A multi-exponential diffusivity spectroscopy model is presented to measure the diffusivity distribution of individual voxels in gliomas. The in vivo D spectra analysis results suggest that the diffusivity distribution of ET is more like the GM, which might relate to the increased density of cells⁴. The largest diffusivity might be correlated to the increasement of capillaries in regions of ET. The present results showed the potential of the spectral features derived from the fifth component in NET in distinguishing IDH-mutated and -wild gliomas in grades 2 and 3. However, a larger dataset is needed for further investigation. The diffusivity distributions of the normal tissue are consistent with the previous findings¹.

Conclusion

Our results show that it is possible to measure multiple diffusivity distributions in individual voxels from DWI acquired with a wide range of b-values.

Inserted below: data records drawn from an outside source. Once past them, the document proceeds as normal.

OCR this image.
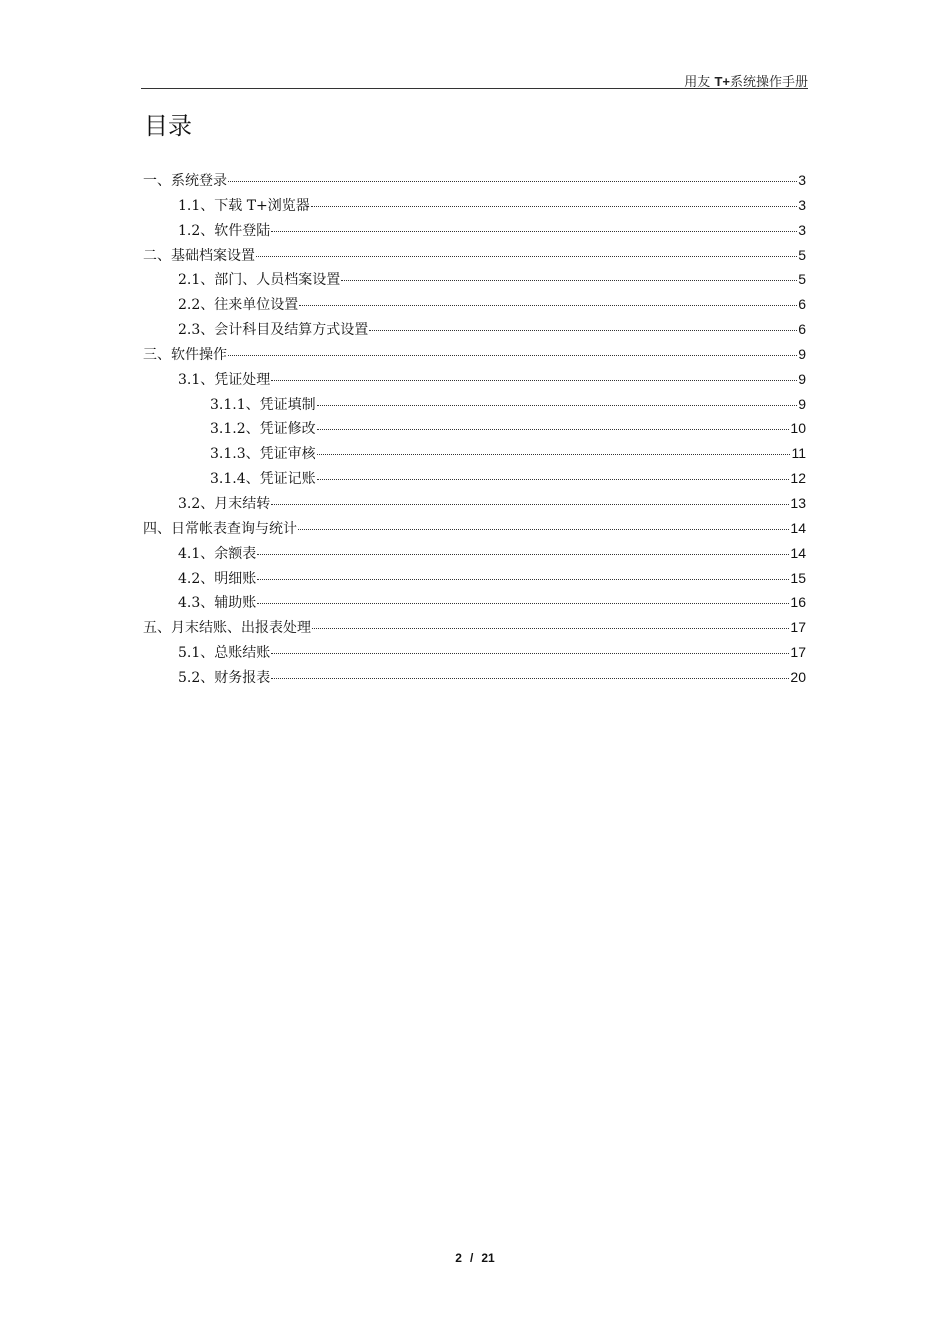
用友 T+系统操作手册
目录
一、系统登录	3
1.1、下载 T+浏览器	3
1.2、软件登陆	3
二、基础档案设置	5
2.1、部门、人员档案设置	5
2.2、往来单位设置	6
2.3、会计科目及结算方式设置	6
三、软件操作	9
3.1、凭证处理	9
3.1.1、凭证填制	9
3.1.2、凭证修改	10
3.1.3、凭证审核	11
3.1.4、凭证记账	12
3.2、月末结转	13
四、日常帐表查询与统计	14
4.1、余额表	14
4.2、明细账	15
4.3、辅助账	16
五、月末结账、出报表处理	17
5.1、总账结账	17
5.2、财务报表	20
2 / 21
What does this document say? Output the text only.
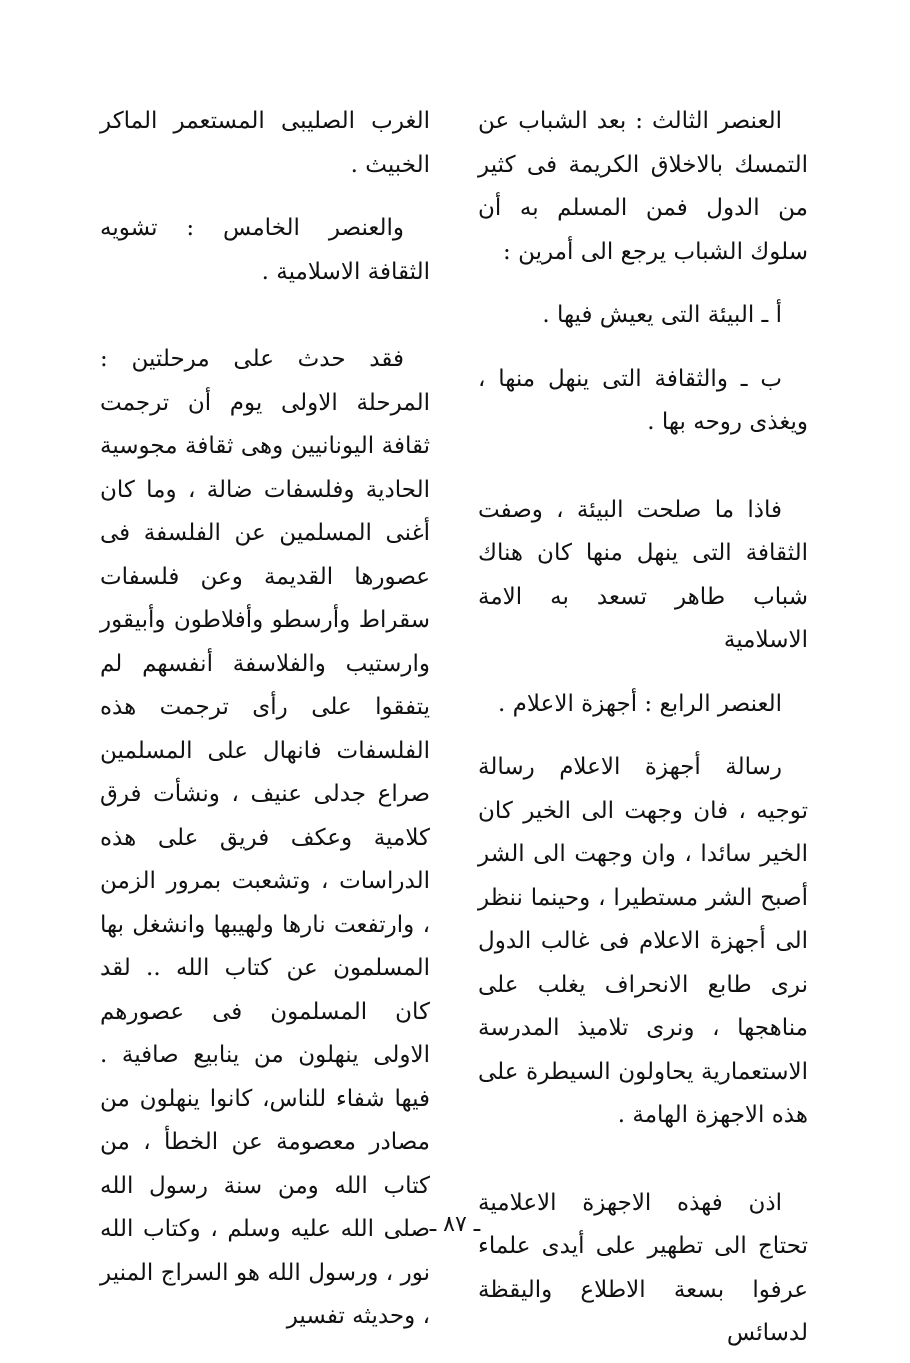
العنصر الثالث : بعد الشباب عن التمسك بالاخلاق الكريمة فى كثير من الدول فمن المسلم به أن سلوك الشباب يرجع الى أمرين :

أ ـ البيئة التى يعيش فيها .

ب ـ والثقافة التى ينهل منها ، ويغذى روحه بها .

فاذا ما صلحت البيئة ، وصفت الثقافة التى ينهل منها كان هناك شباب طاهر تسعد به الامة الاسلامية

العنصر الرابع : أجهزة الاعلام .

رسالة أجهزة الاعلام رسالة توجيه ، فان وجهت الى الخير كان الخير سائدا ، وان وجهت الى الشر أصبح الشر مستطيرا ، وحينما ننظر الى أجهزة الاعلام فى غالب الدول نرى طابع الانحراف يغلب على مناهجها ، ونرى تلاميذ المدرسة الاستعمارية يحاولون السيطرة على هذه الاجهزة الهامة .

اذن فهذه الاجهزة الاعلامية تحتاج الى تطهير على أيدى علماء عرفوا بسعة الاطلاع واليقظة لدسائس

الغرب الصليبى المستعمر الماكر الخبيث .

والعنصر الخامس : تشويه الثقافة الاسلامية .

فقد حدث على مرحلتين : المرحلة الاولى يوم أن ترجمت ثقافة اليونانيين وهى ثقافة مجوسية الحادية وفلسفات ضالة ، وما كان أغنى المسلمين عن الفلسفة فى عصورها القديمة وعن فلسفات سقراط وأرسطو وأفلاطون وأبيقور وارستيب والفلاسفة أنفسهم لم يتفقوا على رأى ترجمت هذه الفلسفات فانهال على المسلمين صراع جدلى عنيف ، ونشأت فرق كلامية وعكف فريق على هذه الدراسات ، وتشعبت بمرور الزمن ، وارتفعت نارها ولهيبها وانشغل بها المسلمون عن كتاب الله .. لقد كان المسلمون فى عصورهم الاولى ينهلون من ينابيع صافية . فيها شفاء للناس، كانوا ينهلون من مصادر معصومة عن الخطأ ، من كتاب الله ومن سنة رسول الله صلى الله عليه وسلم ، وكتاب الله نور ، ورسول الله هو السراج المنير ، وحديثه تفسير

ـ ٨٧ ـ
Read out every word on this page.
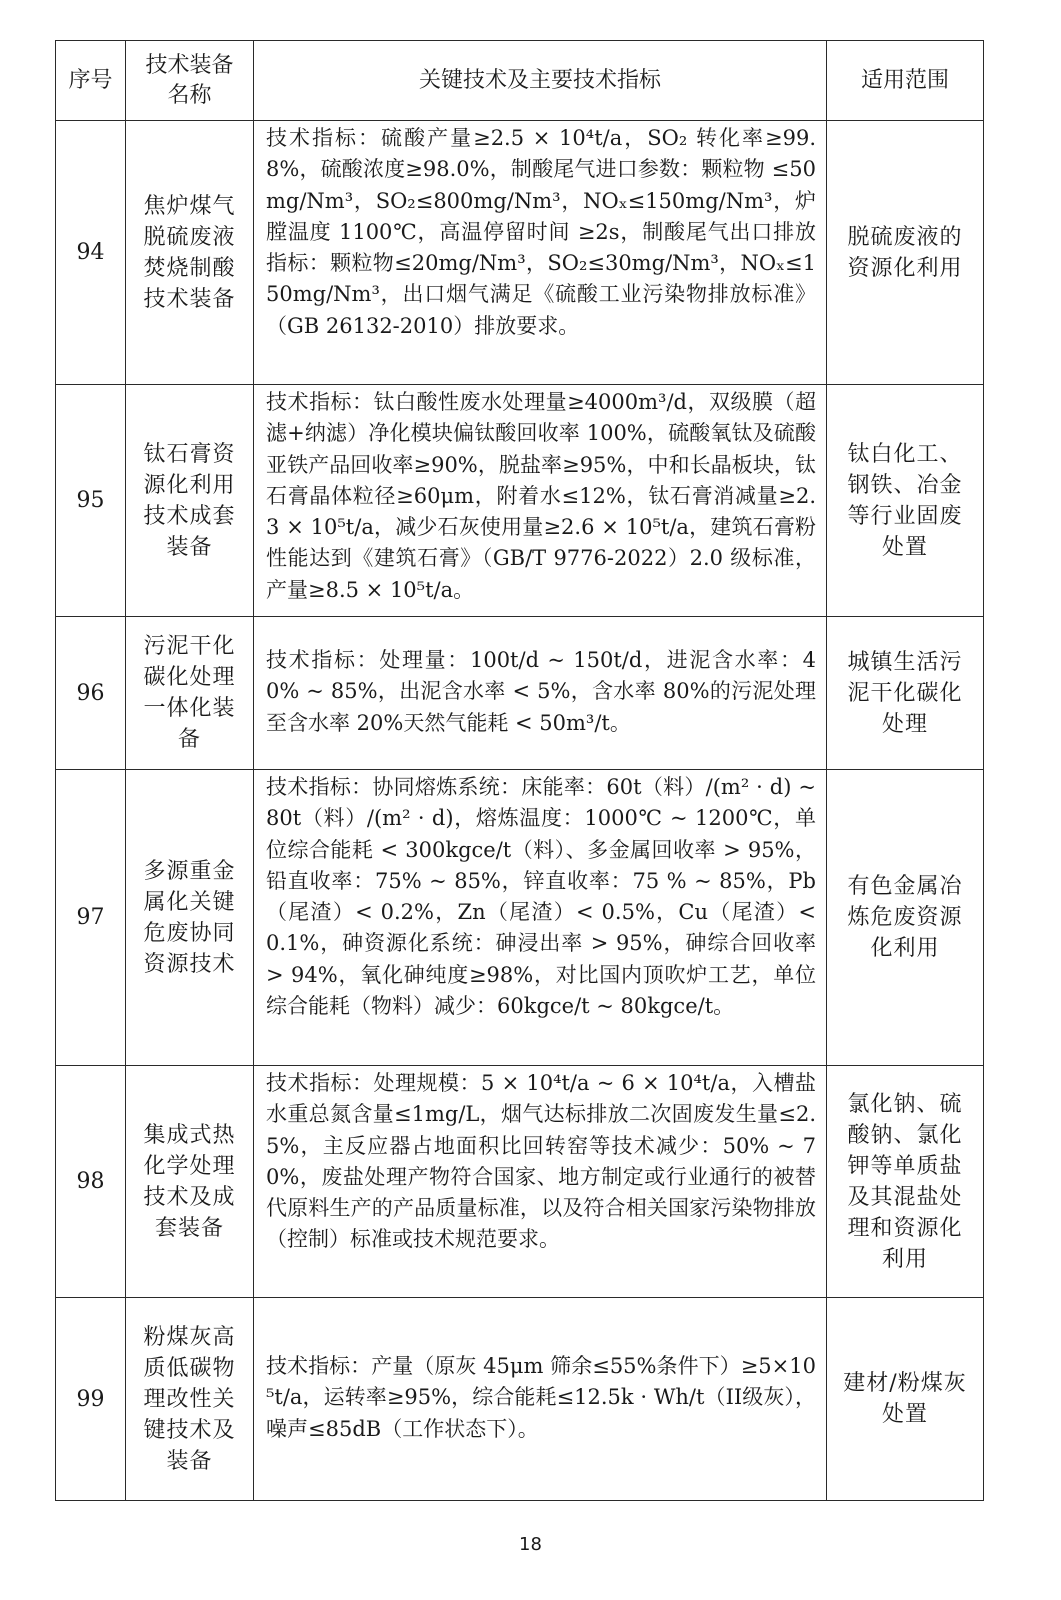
序号	技术装备名称	关键技术及主要技术指标	适用范围
94	焦炉煤气脱硫废液焚烧制酸技术装备	技术指标：硫酸产量≥2.5 × 10⁴t/a，SO₂ 转化率≥99.8%，硫酸浓度≥98.0%，制酸尾气进口参数：颗粒物 ≤50mg/Nm³，SO₂≤800mg/Nm³，NOₓ≤150mg/Nm³，炉膛温度 1100℃，高温停留时间 ≥2s，制酸尾气出口排放指标：颗粒物≤20mg/Nm³，SO₂≤30mg/Nm³，NOₓ≤150mg/Nm³，出口烟气满足《硫酸工业污染物排放标准》（GB 26132-2010）排放要求。	脱硫废液的资源化利用
95	钛石膏资源化利用技术成套装备	技术指标：钛白酸性废水处理量≥4000m³/d，双级膜（超滤+纳滤）净化模块偏钛酸回收率 100%，硫酸氧钛及硫酸亚铁产品回收率≥90%，脱盐率≥95%，中和长晶板块，钛石膏晶体粒径≥60μm，附着水≤12%，钛石膏消减量≥2.3 × 10⁵t/a，减少石灰使用量≥2.6 × 10⁵t/a，建筑石膏粉性能达到《建筑石膏》（GB/T 9776-2022）2.0 级标准，产量≥8.5 × 10⁵t/a。	钛白化工、钢铁、冶金等行业固废处置
96	污泥干化碳化处理一体化装备	技术指标：处理量：100t/d ~ 150t/d，进泥含水率：40% ~ 85%，出泥含水率 < 5%，含水率 80%的污泥处理至含水率 20%天然气能耗 < 50m³/t。	城镇生活污泥干化碳化处理
97	多源重金属化关键危废协同资源技术	技术指标：协同熔炼系统：床能率：60t（料）/(m² · d) ~ 80t（料）/(m² · d)，熔炼温度：1000℃ ~ 1200℃，单位综合能耗 < 300kgce/t（料）、多金属回收率 > 95%，铅直收率：75% ~ 85%，锌直收率：75 % ~ 85%，Pb（尾渣）< 0.2%，Zn（尾渣）< 0.5%，Cu（尾渣）< 0.1%，砷资源化系统：砷浸出率 > 95%，砷综合回收率 > 94%，氧化砷纯度≥98%，对比国内顶吹炉工艺，单位综合能耗（物料）减少：60kgce/t ~ 80kgce/t。	有色金属冶炼危废资源化利用
98	集成式热化学处理技术及成套装备	技术指标：处理规模：5 × 10⁴t/a ~ 6 × 10⁴t/a，入槽盐水重总氮含量≤1mg/L，烟气达标排放二次固废发生量≤2.5%，主反应器占地面积比回转窑等技术减少：50% ~ 70%，废盐处理产物符合国家、地方制定或行业通行的被替代原料生产的产品质量标准，以及符合相关国家污染物排放（控制）标准或技术规范要求。	氯化钠、硫酸钠、氯化钾等单质盐及其混盐处理和资源化利用
99	粉煤灰高质低碳物理改性关键技术及装备	技术指标：产量（原灰 45μm 筛余≤55%条件下）≥5×10⁵t/a，运转率≥95%，综合能耗≤12.5k · Wh/t（II级灰），噪声≤85dB（工作状态下）。	建材/粉煤灰处置
18
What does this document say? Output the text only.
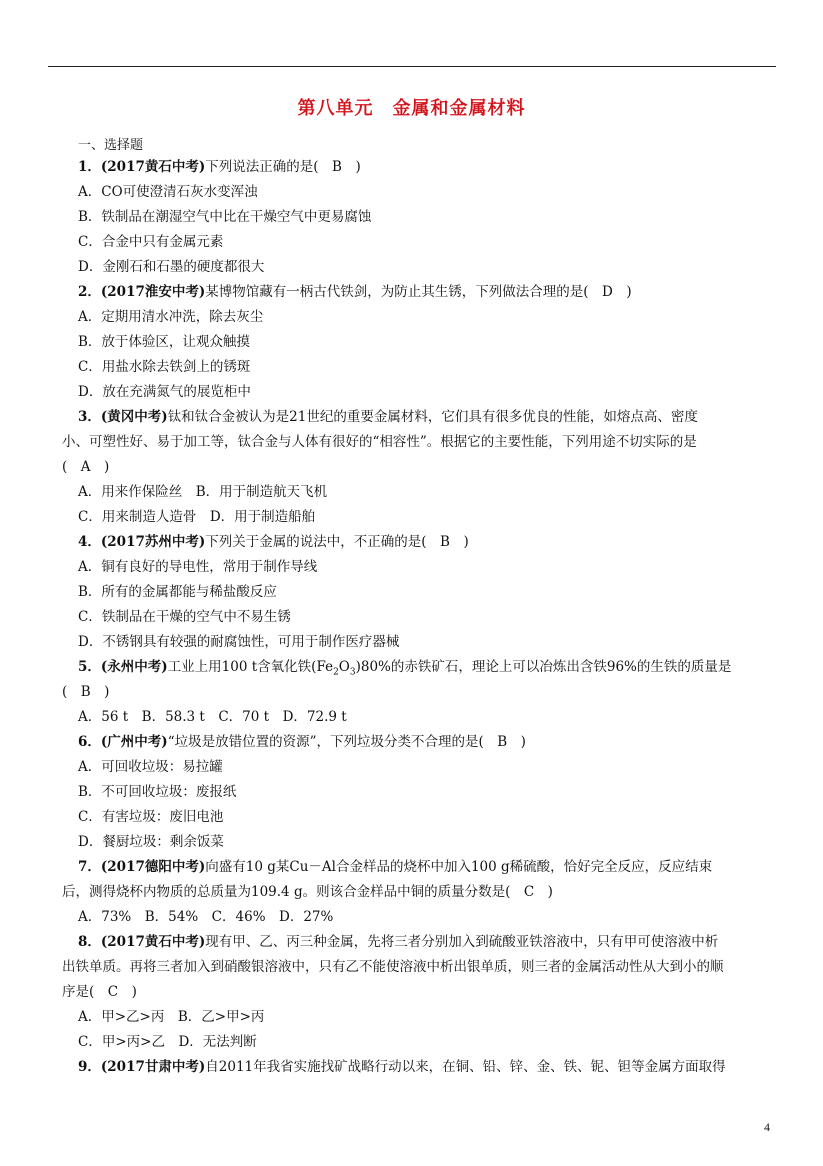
第八单元　金属和金属材料
一、选择题
1．(2017黄石中考)下列说法正确的是(　B　)
A．CO可使澄清石灰水变浑浊
B．铁制品在潮湿空气中比在干燥空气中更易腐蚀
C．合金中只有金属元素
D．金刚石和石墨的硬度都很大
2．(2017淮安中考)某博物馆藏有一柄古代铁剑，为防止其生锈，下列做法合理的是(　D　)
A．定期用清水冲洗，除去灰尘
B．放于体验区，让观众触摸
C．用盐水除去铁剑上的锈斑
D．放在充满氮气的展览柜中
3．(黄冈中考)钛和钛合金被认为是21世纪的重要金属材料，它们具有很多优良的性能，如熔点高、密度
小、可塑性好、易于加工等，钛合金与人体有很好的“相容性”。根据它的主要性能，下列用途不切实际的是
(　A　)
A．用来作保险丝　B．用于制造航天飞机
C．用来制造人造骨　D．用于制造船舶
4．(2017苏州中考)下列关于金属的说法中，不正确的是(　B　)
A．铜有良好的导电性，常用于制作导线
B．所有的金属都能与稀盐酸反应
C．铁制品在干燥的空气中不易生锈
D．不锈钢具有较强的耐腐蚀性，可用于制作医疗器械
5．(永州中考)工业上用100 t含氧化铁$(Fe_2O_3)80\%$的赤铁矿石，理论上可以冶炼出含铁96%的生铁的质量是
(　B　)
A．56 t　B．58.3 t　C．70 t　D．72.9 t
6．(广州中考)“垃圾是放错位置的资源”，下列垃圾分类不合理的是(　B　)
A．可回收垃圾：易拉罐
B．不可回收垃圾：废报纸
C．有害垃圾：废旧电池
D．餐厨垃圾：剩余饭菜
7．(2017德阳中考)向盛有10 g某Cu－Al合金样品的烧杯中加入100 g稀硫酸，恰好完全反应，反应结束
后，测得烧杯内物质的总质量为109.4 g。则该合金样品中铜的质量分数是(　C　)
A．73%　B．54%　C．46%　D．27%
8．(2017黄石中考)现有甲、乙、丙三种金属，先将三者分别加入到硫酸亚铁溶液中，只有甲可使溶液中析
出铁单质。再将三者加入到硝酸银溶液中，只有乙不能使溶液中析出银单质，则三者的金属活动性从大到小的顺
序是(　C　)
A．甲>乙>丙　B．乙>甲>丙
C．甲>丙>乙　D．无法判断
9．(2017甘肃中考)自2011年我省实施找矿战略行动以来，在铜、铅、锌、金、铁、铌、钽等金属方面取得
4
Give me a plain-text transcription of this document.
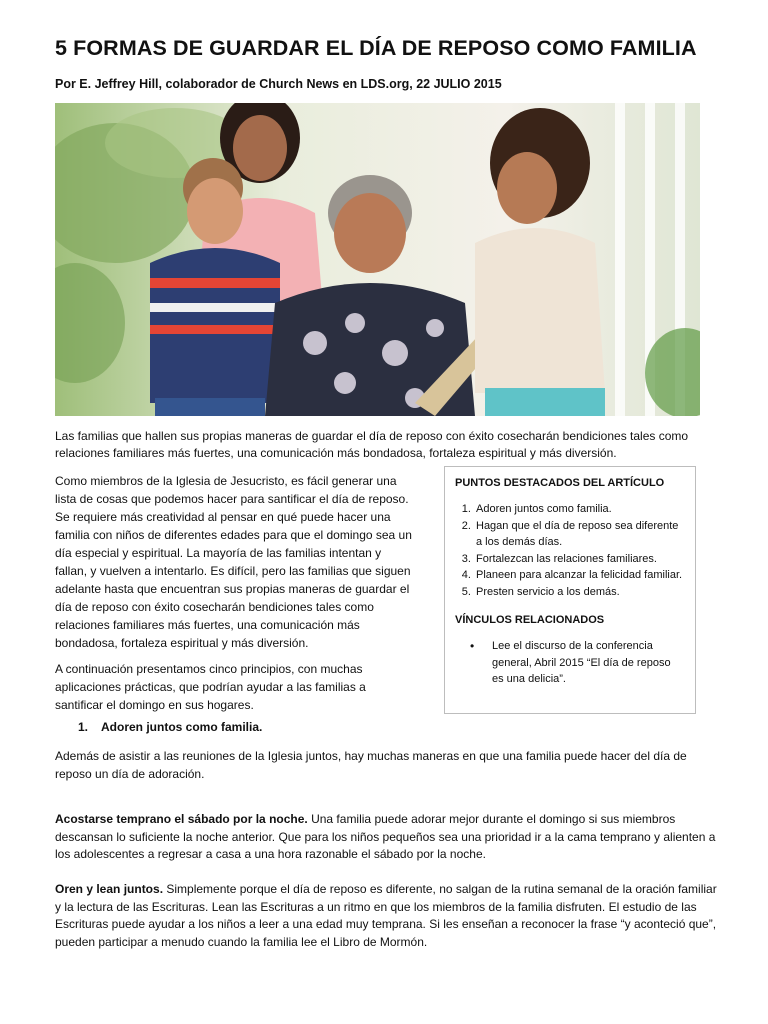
5 FORMAS DE GUARDAR EL DÍA DE REPOSO COMO FAMILIA
Por E. Jeffrey Hill, colaborador de Church News en LDS.org, 22 JULIO 2015
Las familias que hallen sus propias maneras de guardar el día de reposo con éxito cosecharán bendiciones tales como relaciones familiares más fuertes, una comunicación más bondadosa, fortaleza espiritual y más diversión.

Como miembros de la Iglesia de Jesucristo, es fácil generar una lista de cosas que podemos hacer para santificar el día de reposo. Se requiere más creatividad al pensar en qué puede hacer una familia con niños de diferentes edades para que el domingo sea un día especial y espiritual. La mayoría de las familias intentan y fallan, y vuelven a intentarlo. Es difícil, pero las familias que siguen adelante hasta que encuentran sus propias maneras de guardar el día de reposo con éxito cosecharán bendiciones tales como relaciones familiares más fuertes, una comunicación más bondadosa, fortaleza espiritual y más diversión.

A continuación presentamos cinco principios, con muchas aplicaciones prácticas, que podrían ayudar a las familias a santificar el domingo en sus hogares.

PUNTOS DESTACADOS DEL ARTÍCULO
1. Adoren juntos como familia.
2. Hagan que el día de reposo sea diferente a los demás días.
3. Fortalezcan las relaciones familiares.
4. Planeen para alcanzar la felicidad familiar.
5. Presten servicio a los demás.
VÍNCULOS RELACIONADOS
• Lee el discurso de la conferencia general, Abril 2015 “El día de reposo es una delicia”.
1. Adoren juntos como familia.
Además de asistir a las reuniones de la Iglesia juntos, hay muchas maneras en que una familia puede hacer del día de reposo un día de adoración.
Acostarse temprano el sábado por la noche. Una familia puede adorar mejor durante el domingo si sus miembros descansan lo suficiente la noche anterior. Que para los niños pequeños sea una prioridad ir a la cama temprano y alienten a los adolescentes a regresar a casa a una hora razonable el sábado por la noche.
Oren y lean juntos. Simplemente porque el día de reposo es diferente, no salgan de la rutina semanal de la oración familiar y la lectura de las Escrituras. Lean las Escrituras a un ritmo en que los miembros de la familia disfruten. El estudio de las Escrituras puede ayudar a los niños a leer a una edad muy temprana. Si les enseñan a reconocer la frase “y aconteció que”, pueden participar a menudo cuando la familia lee el Libro de Mormón.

The spectra analysis exhibited differences in peak locations and shapes among brain tumors and normal tissue, suggesting the spectrum analysis for diffusivity distributions has the potential to diagnose and characterize gliomas.

Acknowledgements

Funding: This work was supported by the NationalNatural Science Foundation of China (No. 81971583), Shanghai Natural Science Foundation (No.20ZR1406400), Science and Technology Support Project for Medicine sponsored by Science and Technology Commission of Shanghai Municipality (No.18411967300), and Shanghai Municipal Scienceand Technology Major Project (Nos. 2017SHZDZX01 and 2018SHZDZX01).